Part number 2 for submitting Alabama Form 40

3. This subsequent part is considered fairly straightforward, AMOUNT YOU OWE, OVERPAID, Donations, REFUND, Place payment along with Form V, Penalties from Schedule ATP Part, If line is larger than line , Amount of line to be applied to, Total Donation Checkoffs from, REFUNDED TO YOU CAUTION You must, If line is greater than zero, and ADOR - all these form fields has to be completed here.

Alabama Form 40 completion process outlined (part 3)

Be very attentive when filling in Place payment along with Form V and REFUNDED TO YOU CAUTION You must, because this is where many people make errors.

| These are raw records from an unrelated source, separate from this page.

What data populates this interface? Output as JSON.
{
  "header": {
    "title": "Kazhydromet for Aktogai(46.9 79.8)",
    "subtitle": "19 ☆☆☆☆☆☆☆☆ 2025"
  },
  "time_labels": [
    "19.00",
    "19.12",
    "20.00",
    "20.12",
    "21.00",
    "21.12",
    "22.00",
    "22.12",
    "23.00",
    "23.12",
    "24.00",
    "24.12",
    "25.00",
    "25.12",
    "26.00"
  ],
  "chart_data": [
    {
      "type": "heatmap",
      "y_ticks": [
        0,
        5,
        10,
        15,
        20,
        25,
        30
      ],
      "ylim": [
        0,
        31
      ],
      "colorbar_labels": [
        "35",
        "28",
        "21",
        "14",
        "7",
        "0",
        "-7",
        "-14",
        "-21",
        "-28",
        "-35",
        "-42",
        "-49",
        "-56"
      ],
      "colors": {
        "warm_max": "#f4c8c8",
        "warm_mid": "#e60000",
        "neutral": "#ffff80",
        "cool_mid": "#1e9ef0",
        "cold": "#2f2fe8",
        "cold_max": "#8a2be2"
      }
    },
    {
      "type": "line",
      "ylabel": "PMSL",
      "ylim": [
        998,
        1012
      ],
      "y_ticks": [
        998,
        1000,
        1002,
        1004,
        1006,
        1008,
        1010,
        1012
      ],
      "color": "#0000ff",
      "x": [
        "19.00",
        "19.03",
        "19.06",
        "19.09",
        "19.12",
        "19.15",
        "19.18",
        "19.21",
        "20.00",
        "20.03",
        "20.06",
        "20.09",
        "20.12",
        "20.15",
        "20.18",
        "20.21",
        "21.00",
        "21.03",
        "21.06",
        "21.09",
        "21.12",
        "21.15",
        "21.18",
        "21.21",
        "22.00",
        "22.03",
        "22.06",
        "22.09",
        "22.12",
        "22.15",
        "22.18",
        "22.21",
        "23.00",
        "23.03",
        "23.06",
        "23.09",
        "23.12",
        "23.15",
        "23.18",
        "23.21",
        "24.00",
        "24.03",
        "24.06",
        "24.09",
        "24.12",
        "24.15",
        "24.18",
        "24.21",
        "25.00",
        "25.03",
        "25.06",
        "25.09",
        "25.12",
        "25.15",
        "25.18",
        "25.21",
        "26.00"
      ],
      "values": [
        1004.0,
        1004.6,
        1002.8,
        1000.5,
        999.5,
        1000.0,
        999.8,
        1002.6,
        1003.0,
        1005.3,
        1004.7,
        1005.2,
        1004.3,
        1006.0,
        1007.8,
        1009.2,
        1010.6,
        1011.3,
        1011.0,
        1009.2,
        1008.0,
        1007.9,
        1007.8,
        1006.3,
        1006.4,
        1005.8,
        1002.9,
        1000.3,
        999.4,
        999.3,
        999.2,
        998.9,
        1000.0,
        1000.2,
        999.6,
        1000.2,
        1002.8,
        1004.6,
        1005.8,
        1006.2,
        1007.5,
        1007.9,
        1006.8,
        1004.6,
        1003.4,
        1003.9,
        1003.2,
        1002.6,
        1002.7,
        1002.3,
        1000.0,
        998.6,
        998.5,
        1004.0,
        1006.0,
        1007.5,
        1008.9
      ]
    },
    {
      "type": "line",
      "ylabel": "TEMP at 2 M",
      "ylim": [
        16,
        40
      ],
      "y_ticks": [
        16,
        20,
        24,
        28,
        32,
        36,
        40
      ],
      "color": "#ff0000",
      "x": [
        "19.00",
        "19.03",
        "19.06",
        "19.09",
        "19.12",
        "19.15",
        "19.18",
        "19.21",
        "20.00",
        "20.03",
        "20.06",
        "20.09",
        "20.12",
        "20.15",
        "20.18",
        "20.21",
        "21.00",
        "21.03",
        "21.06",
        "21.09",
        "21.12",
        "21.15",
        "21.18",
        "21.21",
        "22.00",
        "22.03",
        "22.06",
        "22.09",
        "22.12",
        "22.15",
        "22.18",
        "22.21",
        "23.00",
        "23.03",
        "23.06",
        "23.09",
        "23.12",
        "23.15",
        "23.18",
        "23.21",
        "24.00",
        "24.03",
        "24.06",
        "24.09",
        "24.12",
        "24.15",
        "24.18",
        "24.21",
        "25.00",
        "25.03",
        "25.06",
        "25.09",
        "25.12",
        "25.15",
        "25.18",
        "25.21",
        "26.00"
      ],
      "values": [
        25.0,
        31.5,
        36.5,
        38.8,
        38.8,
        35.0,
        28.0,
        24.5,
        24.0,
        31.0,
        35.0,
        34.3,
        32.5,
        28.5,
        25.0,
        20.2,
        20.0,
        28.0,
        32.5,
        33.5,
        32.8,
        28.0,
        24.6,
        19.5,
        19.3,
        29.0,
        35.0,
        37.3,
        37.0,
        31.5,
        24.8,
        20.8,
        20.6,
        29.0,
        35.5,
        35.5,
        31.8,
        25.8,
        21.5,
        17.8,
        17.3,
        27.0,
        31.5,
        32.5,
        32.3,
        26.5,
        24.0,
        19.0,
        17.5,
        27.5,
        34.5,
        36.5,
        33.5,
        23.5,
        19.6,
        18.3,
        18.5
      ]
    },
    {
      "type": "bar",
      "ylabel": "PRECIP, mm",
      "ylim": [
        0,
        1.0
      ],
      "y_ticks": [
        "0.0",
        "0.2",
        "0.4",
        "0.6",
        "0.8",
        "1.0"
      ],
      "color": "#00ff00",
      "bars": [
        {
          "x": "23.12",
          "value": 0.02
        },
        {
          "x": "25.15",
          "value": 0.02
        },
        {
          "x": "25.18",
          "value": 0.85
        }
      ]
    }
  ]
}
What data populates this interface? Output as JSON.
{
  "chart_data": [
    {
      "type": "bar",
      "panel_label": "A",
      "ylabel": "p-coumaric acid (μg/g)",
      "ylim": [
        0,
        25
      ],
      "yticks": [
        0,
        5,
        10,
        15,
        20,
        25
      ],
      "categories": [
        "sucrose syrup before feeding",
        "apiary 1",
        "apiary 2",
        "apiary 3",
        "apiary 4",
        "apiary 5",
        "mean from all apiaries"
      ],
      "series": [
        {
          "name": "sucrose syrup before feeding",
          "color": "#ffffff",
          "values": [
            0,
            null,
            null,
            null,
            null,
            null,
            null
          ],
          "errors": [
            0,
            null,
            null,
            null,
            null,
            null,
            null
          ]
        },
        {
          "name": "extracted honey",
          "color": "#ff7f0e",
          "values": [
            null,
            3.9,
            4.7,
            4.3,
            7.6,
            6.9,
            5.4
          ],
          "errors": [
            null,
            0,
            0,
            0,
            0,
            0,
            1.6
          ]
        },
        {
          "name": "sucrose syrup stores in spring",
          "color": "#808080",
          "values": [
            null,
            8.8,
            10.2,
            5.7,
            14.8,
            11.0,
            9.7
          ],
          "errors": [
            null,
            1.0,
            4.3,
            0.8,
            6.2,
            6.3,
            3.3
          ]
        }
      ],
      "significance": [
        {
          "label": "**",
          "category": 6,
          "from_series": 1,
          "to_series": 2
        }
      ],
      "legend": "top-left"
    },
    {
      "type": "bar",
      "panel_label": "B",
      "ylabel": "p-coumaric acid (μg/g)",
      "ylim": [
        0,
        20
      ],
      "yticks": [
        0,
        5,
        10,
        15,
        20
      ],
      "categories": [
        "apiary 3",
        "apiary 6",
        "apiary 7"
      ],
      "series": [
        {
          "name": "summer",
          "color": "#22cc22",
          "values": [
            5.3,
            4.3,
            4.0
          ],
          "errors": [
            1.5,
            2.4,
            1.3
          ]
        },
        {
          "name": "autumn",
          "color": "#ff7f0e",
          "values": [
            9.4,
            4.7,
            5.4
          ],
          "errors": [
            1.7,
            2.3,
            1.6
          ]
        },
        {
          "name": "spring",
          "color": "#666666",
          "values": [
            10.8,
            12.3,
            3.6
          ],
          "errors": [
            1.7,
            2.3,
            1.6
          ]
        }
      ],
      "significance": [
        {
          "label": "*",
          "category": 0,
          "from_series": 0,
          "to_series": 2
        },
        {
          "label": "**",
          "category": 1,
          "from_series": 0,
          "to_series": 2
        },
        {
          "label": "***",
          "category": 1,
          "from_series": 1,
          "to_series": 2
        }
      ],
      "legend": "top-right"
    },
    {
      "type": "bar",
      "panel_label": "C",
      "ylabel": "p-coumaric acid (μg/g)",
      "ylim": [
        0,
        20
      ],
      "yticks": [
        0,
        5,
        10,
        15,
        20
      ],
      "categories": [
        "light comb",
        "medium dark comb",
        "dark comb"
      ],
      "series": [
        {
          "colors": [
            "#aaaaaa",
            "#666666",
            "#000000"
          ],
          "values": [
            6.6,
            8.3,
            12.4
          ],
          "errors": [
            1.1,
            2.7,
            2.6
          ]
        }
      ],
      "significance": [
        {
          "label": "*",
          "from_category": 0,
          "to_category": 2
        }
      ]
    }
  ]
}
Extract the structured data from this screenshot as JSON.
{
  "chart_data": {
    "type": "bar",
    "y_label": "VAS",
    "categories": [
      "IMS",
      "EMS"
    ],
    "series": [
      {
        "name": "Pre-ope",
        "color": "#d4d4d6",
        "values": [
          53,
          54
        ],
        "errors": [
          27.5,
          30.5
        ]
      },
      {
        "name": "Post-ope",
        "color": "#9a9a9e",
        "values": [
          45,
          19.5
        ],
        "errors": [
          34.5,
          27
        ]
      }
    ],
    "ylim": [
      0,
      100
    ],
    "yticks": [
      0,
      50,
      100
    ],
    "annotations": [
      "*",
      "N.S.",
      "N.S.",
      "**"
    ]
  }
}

4. The next section requires your involvement in the following places: Form , PART I, Alimony received , Business income or loss attach, Gain or loss from sale of Real, Other Income See instructions, a Total IRA distributions, a Total pensions and annuities a, a , b Taxable amount see instructions, Rents royalties partnerships, Farm income or loss attach, Other income state nature and, Total other income Add lines , and PART II. Make certain to give all required info to go further.

Learn how to fill out Alabama Form 40 stage 4

5. When you reach the conclusion of the form, there are actually a couple extra requirements that must be fulfilled. Specifically, Contributions to an Achieving a, Total adjustments Add lines , PART III, Total number of dependents from, Page , Dependents, PART IV, General Information, All Taxpayers Must Complete This, See instructions, Drivers License Info, Sign Here In Black Ink, Keep a copy of this return for, Amount allowed Multiply total, and in the instructions Enter amount should be filled out.

Filling in segment 5 of Alabama Form 40

Step 3: Reread everything you've typed into the blank fields and then hit the "Done" button. Download your Alabama Form 40 once you subscribe to a free trial. Conveniently access the form in your personal cabinet, together with any edits and adjustments all saved! We don't share or sell any information you type in while completing forms at our website.